A E-Primatur, correspondendo ao desejo dos leitores mais constantes de Leiria, que há muito reclamavam uma edição sistemática da sua obra, até agora dispersa e em boa parte indisponível, já pôs nas livrarias o primeiro de três volumes que hão de reunir a obra completa do genial iconoclasta. Além dos emblemáticos Contos e dos “Casos de Direito Galático e Outros Textos Esquecidos”, já o ano passado repostos em circulação com o selo da mesma editora, “Ficção” recolhe contos dispersos e inéditos, claramente situados na família aromática do Gin, a novela “Diapasão”, teatro muito fora da órbita do convencional, guiões para cinema e até a erótica banda desenhada “Mário e Isabel”, originalmente publicada em 1975.
Ao leme da edição, que conta com ilustrações de Cruzeiro Seixas, está a investigadora brasileira Tania Martuscelli, que dirige o Departamento de Estudos Hispânicos e Portugueses da Universidade do Colorado/Boulder, nos Estados Unidos, e há décadas estuda o espólio do autor surrealista com rigor. afinco e resultados visíveis.

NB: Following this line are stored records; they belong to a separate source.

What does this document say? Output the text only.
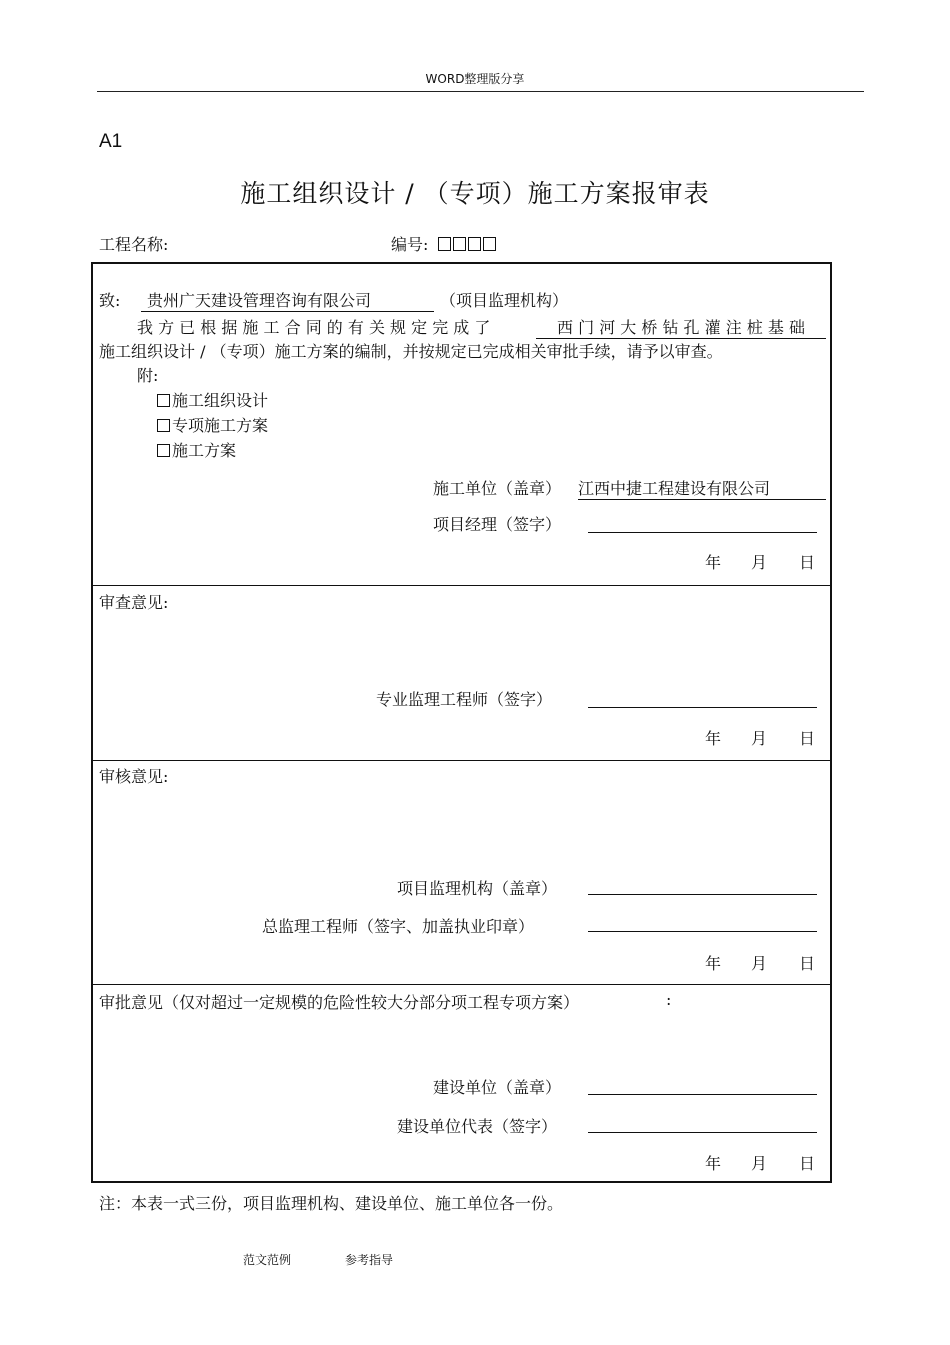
WORD整理版分享
A1
施工组织设计 / （专项）施工方案报审表
工程名称:	编号:
致:	贵州广天建设管理咨询有限公司	（项目监理机构）
我 方 已 根 据 施 工 合 同 的 有 关 规 定 完 成 了	西 门 河 大 桥 钻 孔 灌 注 桩 基 础
施工组织设计 / （专项）施工方案的编制，并按规定已完成相关审批手续，请予以审查。
附:
施工组织设计
专项施工方案
施工方案
施工单位（盖章） 江西中捷工程建设有限公司
项目经理（签字）
年 月 日
审查意见:
专业监理工程师（签字）
年 月 日
审核意见:
项目监理机构（盖章）
总监理工程师（签字、加盖执业印章）
年 月 日
审批意见（仅对超过一定规模的危险性较大分部分项工程专项方案）	:
建设单位（盖章）
建设单位代表（签字）
年 月 日
注：本表一式三份，项目监理机构、建设单位、施工单位各一份。
范文范例	参考指导
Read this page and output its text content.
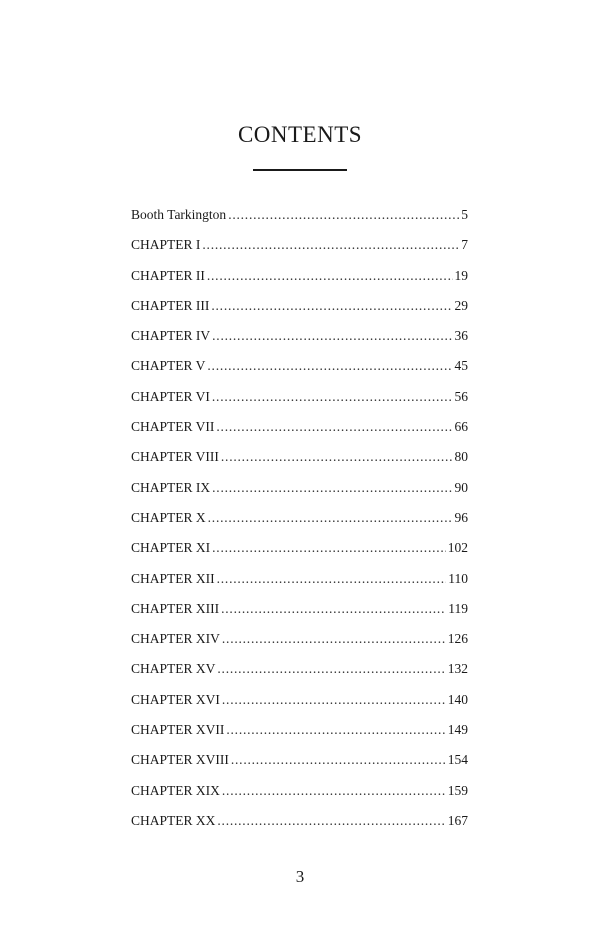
CONTENTS
Booth Tarkington . . .	5
CHAPTER I . . .	7
CHAPTER II . . .	19
CHAPTER III . . .	29
CHAPTER IV . . .	36
CHAPTER V . . .	45
CHAPTER VI . . .	56
CHAPTER VII . . .	66
CHAPTER VIII . . .	80
CHAPTER IX . . .	90
CHAPTER X . . .	96
CHAPTER XI . . .	102
CHAPTER XII . . .	110
CHAPTER XIII . . .	119
CHAPTER XIV . . .	126
CHAPTER XV . . .	132
CHAPTER XVI . . .	140
CHAPTER XVII . . .	149
CHAPTER XVIII . . .	154
CHAPTER XIX . . .	159
CHAPTER XX . . .	167
3
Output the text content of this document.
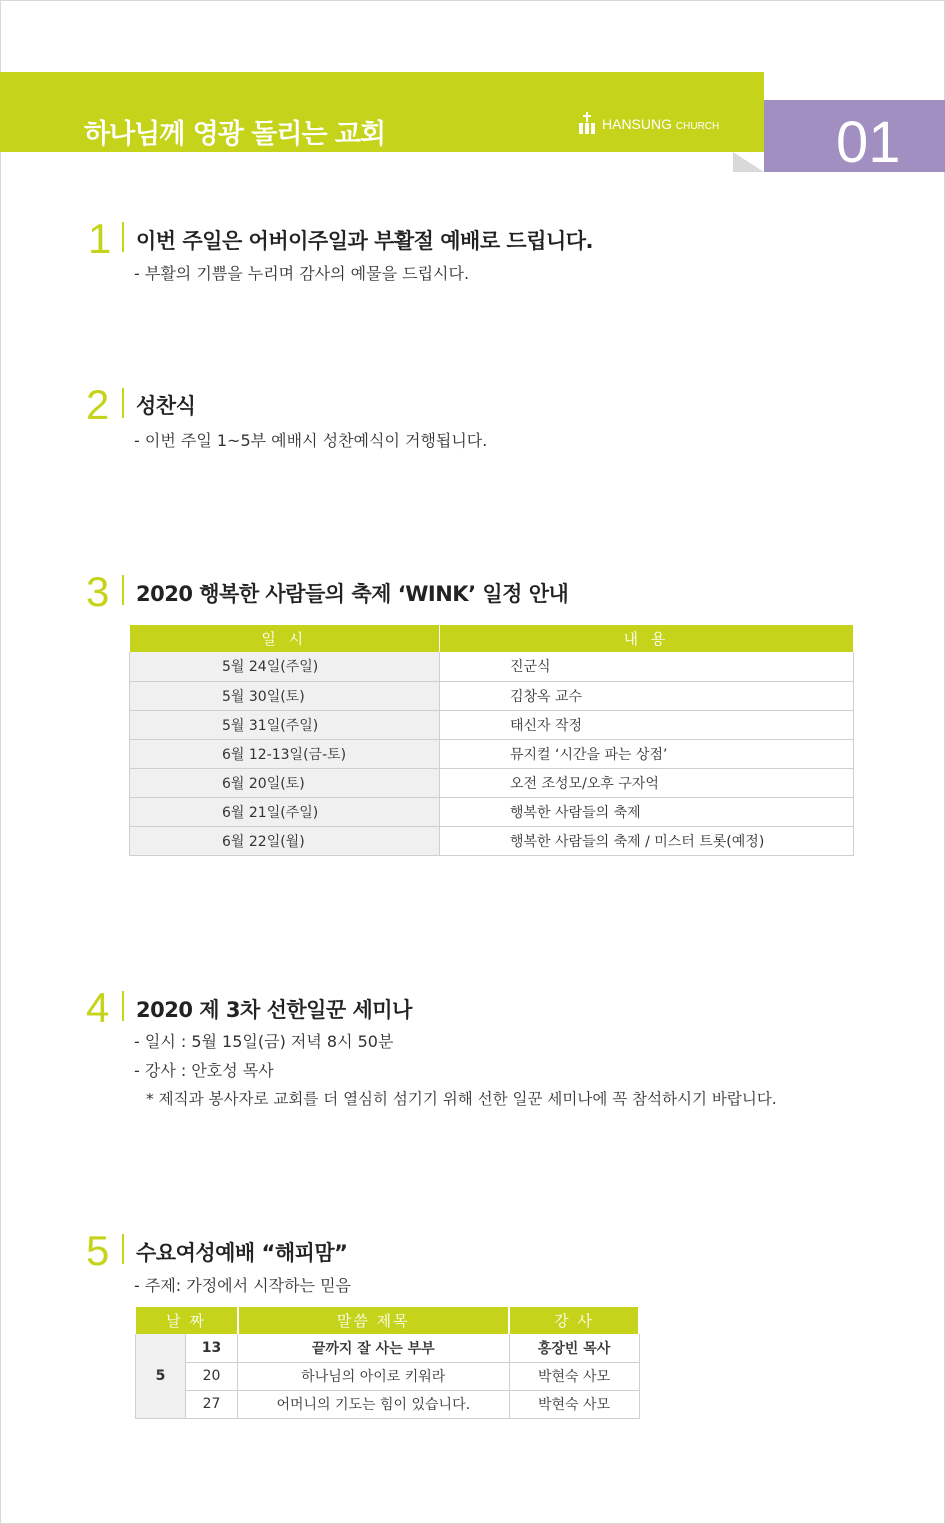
하나님께 영광 돌리는 교회	HANSUNG CHURCH 01
1 이번 주일은 어버이주일과 부활절 예배로 드립니다.
- 부활의 기쁨을 누리며 감사의 예물을 드립시다.
2 성찬식
- 이번 주일 1~5부 예배시 성찬예식이 거행됩니다.
3 2020 행복한 사람들의 축제 ‘WINK’ 일정 안내
일 시	내 용
5월 24일(주일)	진군식
5월 30일(토)	김창옥 교수
5월 31일(주일)	태신자 작정
6월 12-13일(금-토)	뮤지컬 ‘시간을 파는 상점’
6월 20일(토)	오전 조성모/오후 구자억
6월 21일(주일)	행복한 사람들의 축제
6월 22일(월)	행복한 사람들의 축제 / 미스터 트롯(예정)
4 2020 제 3차 선한일꾼 세미나
- 일시 : 5월 15일(금) 저녁 8시 50분
- 강사 : 안호성 목사
* 제직과 봉사자로 교회를 더 열심히 섬기기 위해 선한 일꾼 세미나에 꼭 참석하시기 바랍니다.
5 수요여성예배 “해피맘”
- 주제: 가정에서 시작하는 믿음
날 짜		말씀 제목	강 사
5	13	끝까지 잘 사는 부부	홍장빈 목사
	20	하나님의 아이로 키워라	박현숙 사모
	27	어머니의 기도는 힘이 있습니다.	박현숙 사모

Ao elenco já conhecido dessa “comédia humana de gosto bem português” juntam-se agora revolucionários de café (e cápsulas de humor concentrado), leitores de suplementos de letras e artes (Que diabo!, “ou somos intelectuais ou não somos”), novos ministros e presidentes com o mesmo grau de desvario, generais com mais medalhas, juízes sem ponta de siso, o próprio J. Cristo, acusado de exercício ilegal da medicina, depois de ter acorrido a um lázaro de nova espécie, simples tipos com sorte: “Não era progressivo. Foi uma sorte. Chegou a Primeiro Secretário dum Partido.”